You must understand that this was years ago, back when I lived at home, back when I was still in high school. Back when providing for a billion growing children was the job of both my parents, and it was tedious and pricey. One day, while waiting for my parents to come back from ‘big shopping’ (what happens on payday, when there is absolutely not a celery stick of food left in the house), and staring into the empty fridge, I suddenly announced, “Well, Willy, time for the pot.” I picked him up, put him in the largest kettle we had, set it on the counter, and stuck on the lid. The best bit was after clapping the lid on, and enduring the tiniest pause before… Mrroooow? The meow of the utterly confused. The uncertain note of ‘wait—are you serious? You know I was kidding about that whole bookcase thing, right? Hello?’ in his little would-be-killer kitty voice filled me with an odd glee. The laughs lasted out the time it took my parents to get home, and I let Willy out with a “Good thing they came home when they did. I am totally SERIOUS, cat! I’ll get you next time, GADGET!” It came to be when the fridge was empty, “Willy in the pot” was the running gag. I think he eventually came to know the word “pot”; when we deliberated over dinner, he would speed up his walk through the room. Say what you will about traumatizing your pets; I never fell victim to another bookcase.

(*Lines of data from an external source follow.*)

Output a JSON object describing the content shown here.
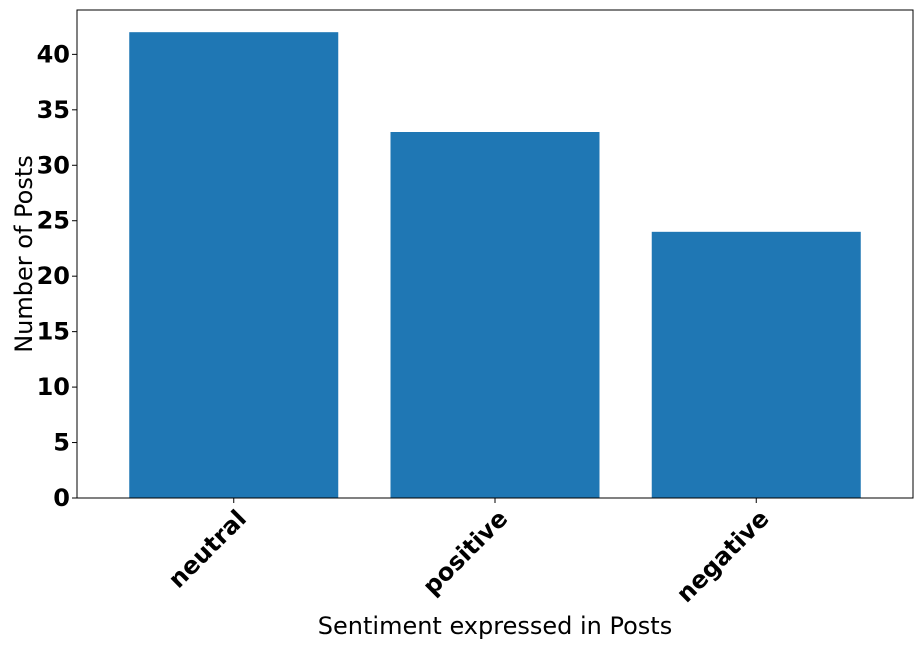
{
  "chart_data": {
    "type": "bar",
    "categories": [
      "neutral",
      "positive",
      "negative"
    ],
    "values": [
      42,
      33,
      24
    ],
    "title": "",
    "xlabel": "Sentiment expressed in Posts",
    "ylabel": "Number of Posts",
    "ylim": [
      0,
      44
    ],
    "yticks": [
      0,
      5,
      10,
      15,
      20,
      25,
      30,
      35,
      40
    ],
    "grid": false,
    "bar_color": "#1f77b4"
  }
}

Willy is not only the first cat we ever had, but also the first to die. Every other cat or dog we had was taken to the humane society by my father, because we were moving or the pet had behavior problems. [I learn now that my mother objected to taking all of our pets to the chop, but I had no idea what happened then.] I think that’s why Willy’s dying has hit everyone so hard; with the exception of my brother’s ferret (also died of pancreatic cancer), we have never experienced the end of a pet’s life. He seems to be in every picture, somewhere, like a Where’s Waldo—in the corner by the vent, on top of the curio cabinet—and any picture taken of someone on the couch will inevitably feature Willy sleeping above their heads. He was as much a part of the house as the walls and floor—something that would just unquestionably be there. It’s strange not to watch your feet when you open a door to prevent him scampering up the stairs (and strange to miss my sister’s using his middle name (“dammit!”) when he inevitably got past her).

That’s all I got.

R.I.P. Willy; I hope kitty heaven has lots of whatever you were looking for under the neighbor’s bushes.

*Whether of literary, philosophical, or your standard ‘take over the world’ variety, humankind may never know.
** True. I don’t know if they hate us, I think they just want to see what happens: Curiosity killed the cat-owner.